When it comes to the "Ghost Telephonist," it's spookier than "the calls are coming from inside the house!"

They're coming from your own phone number.

Consider how unique your phone number is to your identity. It's tied to a majority of your online accounts for banking, social networks, travel and work, now that banks and apps are relying on phone numbers to help protect your accounts. Those digits can stick with a person for life. In a blog post, former DEA agent Thomas Martin went as far as calling your cell phone number the "new social security number."

So, when cybercriminals get to see your cellphone number, they can cause damage like taking over your bank accounts, according to NextAdvisor. When they can use your phone number, things get much scarier.

The Unicorn Team researchers from 360 Technology, China's leading security company, discovered they could hack phones when they switched from modern LTE wireless networks to older, slower 2G technology. Of course, our phones do this all the time when the signal's weak, although you may not notice when it's happening.

Still, if hackers take advantage of the opening, they're able to send text messages and phone calls from a victim's phone number, the team said during a presentation at the Black Hat security conference in Las Vegas Thursday.

The hack works because of the way your phone rushes to keep a connection running when it switches between network technologies, said Lin Huang, one of the researchers on the team.

Typically, when a phone wants to connect to a wireless network, it needs to send an authentication codes that identify it as the correct phone using your number, the researchers said.

But, when a phone switches between slower and faster technologies, it skips that authentication step, Huang's team found, in order to keep your connection as stable as possible.

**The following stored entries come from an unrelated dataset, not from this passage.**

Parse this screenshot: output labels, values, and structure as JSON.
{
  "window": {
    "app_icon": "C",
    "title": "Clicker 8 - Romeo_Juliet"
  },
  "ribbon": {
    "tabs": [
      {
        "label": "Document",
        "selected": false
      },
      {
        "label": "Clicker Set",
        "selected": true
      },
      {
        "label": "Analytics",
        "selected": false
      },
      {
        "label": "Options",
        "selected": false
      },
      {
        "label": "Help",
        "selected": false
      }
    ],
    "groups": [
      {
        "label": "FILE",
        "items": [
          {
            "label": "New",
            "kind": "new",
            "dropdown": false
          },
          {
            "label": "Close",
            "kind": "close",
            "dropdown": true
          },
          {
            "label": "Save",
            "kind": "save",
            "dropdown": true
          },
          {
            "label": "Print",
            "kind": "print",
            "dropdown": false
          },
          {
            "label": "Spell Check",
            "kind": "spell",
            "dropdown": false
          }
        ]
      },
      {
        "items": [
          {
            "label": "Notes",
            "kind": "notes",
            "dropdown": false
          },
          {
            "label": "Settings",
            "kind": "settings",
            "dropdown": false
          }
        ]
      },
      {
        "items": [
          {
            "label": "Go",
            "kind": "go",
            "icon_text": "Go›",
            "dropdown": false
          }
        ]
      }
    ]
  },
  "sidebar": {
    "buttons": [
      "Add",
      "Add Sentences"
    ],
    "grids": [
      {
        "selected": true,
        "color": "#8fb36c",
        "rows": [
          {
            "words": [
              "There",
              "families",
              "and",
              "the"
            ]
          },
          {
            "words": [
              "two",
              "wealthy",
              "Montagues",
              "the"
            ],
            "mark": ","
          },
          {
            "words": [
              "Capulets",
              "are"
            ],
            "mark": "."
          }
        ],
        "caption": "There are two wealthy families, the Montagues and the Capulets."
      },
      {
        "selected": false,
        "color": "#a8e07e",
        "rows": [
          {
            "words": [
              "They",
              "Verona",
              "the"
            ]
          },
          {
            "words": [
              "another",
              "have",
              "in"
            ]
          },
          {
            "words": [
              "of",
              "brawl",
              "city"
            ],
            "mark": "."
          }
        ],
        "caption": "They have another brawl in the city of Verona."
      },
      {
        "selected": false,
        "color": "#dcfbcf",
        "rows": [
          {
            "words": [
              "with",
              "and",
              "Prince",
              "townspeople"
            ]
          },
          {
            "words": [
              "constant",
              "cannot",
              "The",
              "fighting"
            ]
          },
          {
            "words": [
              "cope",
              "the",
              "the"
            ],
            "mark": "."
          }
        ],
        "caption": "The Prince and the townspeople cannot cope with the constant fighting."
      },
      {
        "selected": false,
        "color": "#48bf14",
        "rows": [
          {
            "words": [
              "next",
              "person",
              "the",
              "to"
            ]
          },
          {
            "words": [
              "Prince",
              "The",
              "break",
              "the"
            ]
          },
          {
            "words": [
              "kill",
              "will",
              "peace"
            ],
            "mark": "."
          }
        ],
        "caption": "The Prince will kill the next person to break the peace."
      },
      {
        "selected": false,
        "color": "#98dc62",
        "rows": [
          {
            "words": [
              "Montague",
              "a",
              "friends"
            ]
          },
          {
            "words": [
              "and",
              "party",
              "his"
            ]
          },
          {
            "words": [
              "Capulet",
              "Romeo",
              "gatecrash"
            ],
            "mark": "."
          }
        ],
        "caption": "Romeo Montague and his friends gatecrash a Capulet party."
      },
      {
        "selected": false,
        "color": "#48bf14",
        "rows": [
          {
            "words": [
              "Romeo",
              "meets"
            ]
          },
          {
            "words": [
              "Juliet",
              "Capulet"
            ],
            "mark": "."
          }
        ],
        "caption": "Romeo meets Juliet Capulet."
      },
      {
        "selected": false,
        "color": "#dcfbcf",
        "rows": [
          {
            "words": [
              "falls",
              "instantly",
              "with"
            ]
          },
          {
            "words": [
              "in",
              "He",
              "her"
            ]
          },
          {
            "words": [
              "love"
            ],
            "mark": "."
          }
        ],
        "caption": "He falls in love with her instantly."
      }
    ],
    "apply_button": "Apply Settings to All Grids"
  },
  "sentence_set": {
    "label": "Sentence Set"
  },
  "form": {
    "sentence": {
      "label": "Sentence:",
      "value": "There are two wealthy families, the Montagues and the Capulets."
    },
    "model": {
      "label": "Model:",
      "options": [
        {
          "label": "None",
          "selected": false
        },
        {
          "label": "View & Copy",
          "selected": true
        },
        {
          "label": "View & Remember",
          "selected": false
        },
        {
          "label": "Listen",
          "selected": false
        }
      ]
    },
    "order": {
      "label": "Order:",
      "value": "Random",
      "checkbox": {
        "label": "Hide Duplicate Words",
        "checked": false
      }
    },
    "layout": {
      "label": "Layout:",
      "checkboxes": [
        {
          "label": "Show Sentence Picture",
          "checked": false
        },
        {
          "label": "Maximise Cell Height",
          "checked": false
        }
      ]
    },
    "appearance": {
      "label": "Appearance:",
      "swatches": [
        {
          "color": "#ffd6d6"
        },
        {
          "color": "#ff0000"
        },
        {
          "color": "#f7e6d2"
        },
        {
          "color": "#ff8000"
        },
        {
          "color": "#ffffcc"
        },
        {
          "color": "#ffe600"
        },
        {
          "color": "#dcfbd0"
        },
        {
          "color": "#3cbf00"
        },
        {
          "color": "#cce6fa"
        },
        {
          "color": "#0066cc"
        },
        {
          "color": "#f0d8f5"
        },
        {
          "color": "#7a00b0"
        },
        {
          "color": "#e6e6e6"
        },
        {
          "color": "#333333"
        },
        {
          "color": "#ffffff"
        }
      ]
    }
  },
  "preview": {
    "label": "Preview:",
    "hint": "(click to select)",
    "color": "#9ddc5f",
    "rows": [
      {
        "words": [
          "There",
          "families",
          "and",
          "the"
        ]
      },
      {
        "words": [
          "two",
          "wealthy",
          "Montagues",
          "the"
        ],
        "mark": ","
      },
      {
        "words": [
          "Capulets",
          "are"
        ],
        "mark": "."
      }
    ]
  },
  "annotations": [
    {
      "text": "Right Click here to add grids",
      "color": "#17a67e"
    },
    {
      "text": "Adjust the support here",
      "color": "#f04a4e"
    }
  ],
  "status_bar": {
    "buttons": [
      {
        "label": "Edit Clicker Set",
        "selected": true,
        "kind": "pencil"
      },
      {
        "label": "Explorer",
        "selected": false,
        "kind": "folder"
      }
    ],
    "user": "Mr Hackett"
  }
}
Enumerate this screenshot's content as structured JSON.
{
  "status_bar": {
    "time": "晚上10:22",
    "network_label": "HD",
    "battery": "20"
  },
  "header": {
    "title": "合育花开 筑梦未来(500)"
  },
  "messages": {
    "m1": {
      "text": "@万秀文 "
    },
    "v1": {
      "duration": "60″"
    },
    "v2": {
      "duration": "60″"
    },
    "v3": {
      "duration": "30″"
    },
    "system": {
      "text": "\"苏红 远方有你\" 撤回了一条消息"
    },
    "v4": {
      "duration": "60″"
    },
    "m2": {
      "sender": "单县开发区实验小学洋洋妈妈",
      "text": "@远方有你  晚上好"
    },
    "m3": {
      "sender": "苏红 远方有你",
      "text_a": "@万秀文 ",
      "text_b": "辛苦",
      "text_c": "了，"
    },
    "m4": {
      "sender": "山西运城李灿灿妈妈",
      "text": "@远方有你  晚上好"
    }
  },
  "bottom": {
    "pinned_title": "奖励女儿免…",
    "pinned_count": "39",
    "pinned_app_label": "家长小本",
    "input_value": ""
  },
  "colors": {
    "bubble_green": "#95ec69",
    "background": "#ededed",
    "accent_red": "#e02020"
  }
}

Perhaps the worst thing Huang and his team found out is that if a hacker successfully takes over your phone number, you may never see it.

The "Ghost Telephonist" attack, which Unicorn Team named, can cause several headaches for victims, the researchers found. After taking over your phone number, hackers could use it on their own devices to gain access to many of your online accounts.

You can find accounts on social media by typing in a phone number, for example. The Unicorn Team took it a step further, and requested to reset a password by phone on Facebook. Facebook automatically sent a text message to the phone number -- which Unicorn Team had hijacked -- and used it to take over the social network account.

The team has informed network standards bodies about the vulnerability and said involved providers have fixed the issue or are in the process of doing it. They recommend that companies fix their authentication process or switch over to more secure technologies, which do exist.

Setting your phone on airplane mode also blocks out the Ghost Telephonist, Huang said, but then of course you're disconnected.

"If you are in airplane mode, that means your phone already told the network, 'I'm offline,'" she said.